Japan has dozens of nuclear reactors — but four years after the earthquake and tsunami that caused meltdowns in Fukushima, none of them are generating electricity.

Until today.

Officials have restarted the Sendai nuclear power plant in southern Japan, despite protests.

The controversial decision is all about economics, says reporter Naomi Gingold. “The fact is, Japan is a country with limited natural resources,” she says. “They’ve been importing a large amount of expensive fossil fuels.”

The high costs of imported energy have increased household electricity prices by 25 percent, says Gingold.

They've also made it difficult for utility companies to stay afloat. Last year, the company responsible for the Sendai reactor, Kyūshū Electric Power Company, had to be bailed out by Japanese banks. Before the shutdown, nuclear plants provided 30 percent of the Japan’s electricity.

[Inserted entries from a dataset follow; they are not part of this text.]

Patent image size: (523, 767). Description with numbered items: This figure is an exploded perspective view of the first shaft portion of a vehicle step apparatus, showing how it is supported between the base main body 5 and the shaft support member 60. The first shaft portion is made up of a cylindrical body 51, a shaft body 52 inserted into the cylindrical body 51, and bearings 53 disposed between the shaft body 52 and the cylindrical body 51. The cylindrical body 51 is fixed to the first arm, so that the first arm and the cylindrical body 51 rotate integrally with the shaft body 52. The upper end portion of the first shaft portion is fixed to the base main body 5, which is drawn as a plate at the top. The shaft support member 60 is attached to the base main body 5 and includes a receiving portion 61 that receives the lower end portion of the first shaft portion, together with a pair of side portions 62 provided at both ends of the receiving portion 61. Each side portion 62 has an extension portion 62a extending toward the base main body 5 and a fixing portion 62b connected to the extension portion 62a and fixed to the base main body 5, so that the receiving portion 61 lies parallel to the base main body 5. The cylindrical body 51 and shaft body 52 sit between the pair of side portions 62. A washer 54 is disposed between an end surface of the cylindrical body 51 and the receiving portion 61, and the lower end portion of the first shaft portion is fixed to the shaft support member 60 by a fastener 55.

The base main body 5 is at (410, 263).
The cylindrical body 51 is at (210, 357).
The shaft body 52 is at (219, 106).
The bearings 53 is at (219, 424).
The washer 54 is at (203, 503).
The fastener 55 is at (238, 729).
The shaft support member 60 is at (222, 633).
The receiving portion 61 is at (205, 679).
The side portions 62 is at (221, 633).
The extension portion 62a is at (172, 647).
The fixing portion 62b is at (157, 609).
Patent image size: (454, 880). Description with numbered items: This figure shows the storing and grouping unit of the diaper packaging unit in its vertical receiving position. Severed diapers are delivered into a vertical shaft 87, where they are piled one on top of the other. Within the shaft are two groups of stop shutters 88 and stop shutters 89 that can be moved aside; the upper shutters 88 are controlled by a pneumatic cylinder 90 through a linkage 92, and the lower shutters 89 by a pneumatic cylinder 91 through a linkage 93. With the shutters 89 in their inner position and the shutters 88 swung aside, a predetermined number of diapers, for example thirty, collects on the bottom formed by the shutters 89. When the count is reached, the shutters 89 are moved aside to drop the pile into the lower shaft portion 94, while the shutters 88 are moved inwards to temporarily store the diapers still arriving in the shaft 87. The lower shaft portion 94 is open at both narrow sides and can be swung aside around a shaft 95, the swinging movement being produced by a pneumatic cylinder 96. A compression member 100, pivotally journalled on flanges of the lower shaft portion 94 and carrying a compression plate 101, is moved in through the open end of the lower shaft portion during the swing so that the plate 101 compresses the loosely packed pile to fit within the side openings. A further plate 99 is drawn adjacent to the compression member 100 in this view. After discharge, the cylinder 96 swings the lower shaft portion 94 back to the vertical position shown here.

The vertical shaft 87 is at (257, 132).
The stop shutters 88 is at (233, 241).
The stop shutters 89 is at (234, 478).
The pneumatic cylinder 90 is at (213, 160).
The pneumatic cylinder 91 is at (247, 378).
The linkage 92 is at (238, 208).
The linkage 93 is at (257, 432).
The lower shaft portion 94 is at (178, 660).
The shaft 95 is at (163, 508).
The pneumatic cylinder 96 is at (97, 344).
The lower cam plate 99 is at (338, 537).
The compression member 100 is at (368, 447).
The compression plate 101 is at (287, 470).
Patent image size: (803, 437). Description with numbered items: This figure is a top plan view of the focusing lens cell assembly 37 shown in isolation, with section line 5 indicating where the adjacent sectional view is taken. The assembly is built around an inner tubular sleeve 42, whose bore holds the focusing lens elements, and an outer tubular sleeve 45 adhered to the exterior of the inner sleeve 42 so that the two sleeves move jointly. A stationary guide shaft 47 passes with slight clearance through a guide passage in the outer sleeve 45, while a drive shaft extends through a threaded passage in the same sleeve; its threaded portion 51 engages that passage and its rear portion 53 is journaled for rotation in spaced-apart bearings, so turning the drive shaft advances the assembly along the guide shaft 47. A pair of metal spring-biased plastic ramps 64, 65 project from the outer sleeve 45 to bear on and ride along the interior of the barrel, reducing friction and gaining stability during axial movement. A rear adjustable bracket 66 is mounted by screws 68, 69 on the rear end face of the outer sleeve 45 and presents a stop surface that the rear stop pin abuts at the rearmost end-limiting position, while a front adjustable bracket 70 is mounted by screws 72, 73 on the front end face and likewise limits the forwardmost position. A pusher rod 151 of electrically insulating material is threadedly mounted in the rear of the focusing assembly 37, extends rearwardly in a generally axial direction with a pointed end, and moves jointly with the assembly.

“They say when the reactor goes on tomorrow and starts producing power,” says Gingold, “they’re going to save somewhere in the vicinity of $60 million per month.”

Not everyone is happy about the re-opening, however. Gingold says 2011 anti-nuclear demonstrations were among the largest Japanese protests in 50 years.

The Japanese government first closed its nuclear reactors in 2013, in order to tighten nuclear regulations.

Critics say those regulations don’t go far enough. Japan records more earthquakes than any other country — and the reactor that opens tomorrow is 60 kilometers, less than 20 miles, from an active volcano. Anti-nuclear activists say Japan’s nuclear power plants are too old and too unreliable.

It’s also a strange moment to start re-opening nuclear reactors, Gingold points out. This month marks the 70th anniversary of the dropping of atomic bombs on Hiroshima and Nagasaki.

In the wake of Fukushima, many countries, like Germany, began scaling back their nuclear programs. Japan’s need for domestic electricity might make similar policies difficult to achieve there.

But the wider movement to phase out nuclear power in Japan hasn’t disappeared. Local protests were held near the Sendai reactor Monday, in advance of its re-opening.

“People are uneasy about this across Japan, not just in the local town,” Gingold says.